Two variants are proposed by Loterre, depending on the language version chosen for the resource:

  • Transform a SKOS/RDF-XML file into a PDF file corresponding to the French version of the resource
  • Transform a SKOS/RDF-XML file into a PDF file corresponding to the English version of the resource

Several sections are produced depending on the content and structure of the file:

  • Alphabetical index
  • Detailed terminology entries (in French or English) with:
    • terms, definitions, notes
    • relationships (generic, associated and specific terms)
    • preferred terms in other languages
    • potential membership groups
    • alignments
    • any bibliographical references
    • the source(s) of the concept
  • The list of entries with:
    • the French preferential
    • the English preferential
    • the page
  • The tree structure if the resource is structured.
  • Collections if the resource contains groups.

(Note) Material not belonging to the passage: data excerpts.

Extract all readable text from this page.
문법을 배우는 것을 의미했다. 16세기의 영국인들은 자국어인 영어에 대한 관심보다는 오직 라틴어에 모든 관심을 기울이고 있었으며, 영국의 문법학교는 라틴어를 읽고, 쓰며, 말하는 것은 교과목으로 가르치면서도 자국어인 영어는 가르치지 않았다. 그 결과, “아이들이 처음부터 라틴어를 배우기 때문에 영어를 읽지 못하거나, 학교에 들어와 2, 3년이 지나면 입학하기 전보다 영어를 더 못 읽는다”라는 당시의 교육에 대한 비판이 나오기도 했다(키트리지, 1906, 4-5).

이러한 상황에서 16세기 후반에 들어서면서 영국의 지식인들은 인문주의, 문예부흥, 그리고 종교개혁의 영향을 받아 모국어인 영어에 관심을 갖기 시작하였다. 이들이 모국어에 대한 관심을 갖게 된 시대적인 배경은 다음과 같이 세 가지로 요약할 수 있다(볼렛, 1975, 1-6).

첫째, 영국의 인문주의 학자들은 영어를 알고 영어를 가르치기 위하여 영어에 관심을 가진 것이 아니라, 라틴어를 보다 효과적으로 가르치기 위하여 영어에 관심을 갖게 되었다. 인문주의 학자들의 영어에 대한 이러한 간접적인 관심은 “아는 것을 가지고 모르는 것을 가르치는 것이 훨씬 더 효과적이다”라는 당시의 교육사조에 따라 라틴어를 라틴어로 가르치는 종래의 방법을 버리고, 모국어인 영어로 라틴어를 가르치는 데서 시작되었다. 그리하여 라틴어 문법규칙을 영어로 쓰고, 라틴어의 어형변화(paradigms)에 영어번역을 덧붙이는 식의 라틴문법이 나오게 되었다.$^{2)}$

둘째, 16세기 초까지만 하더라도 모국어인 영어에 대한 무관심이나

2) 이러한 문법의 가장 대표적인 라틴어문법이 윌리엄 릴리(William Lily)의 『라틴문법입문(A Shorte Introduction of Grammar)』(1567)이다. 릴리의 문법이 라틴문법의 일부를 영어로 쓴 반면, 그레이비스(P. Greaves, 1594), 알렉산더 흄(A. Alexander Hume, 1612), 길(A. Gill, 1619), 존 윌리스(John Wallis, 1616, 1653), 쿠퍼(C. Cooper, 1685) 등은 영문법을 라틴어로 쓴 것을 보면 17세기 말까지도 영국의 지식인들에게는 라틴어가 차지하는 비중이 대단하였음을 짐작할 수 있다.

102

Additional pages are inserted:

  • simple cover page with the title of the resource (French or English)
  • cover page with:
    • title (French or English) of the resource
    • version
    • last update date
    • description (French or English)
    • legend for detailed entries
    • CC-BY 4.0 license plus logo
  • 4th cover with:
    • title (French or English) of the resource
    • description (French or English)

Note that the cover pages can be replaced by editing the final file with a PDF editor such as PDF Sam Basic.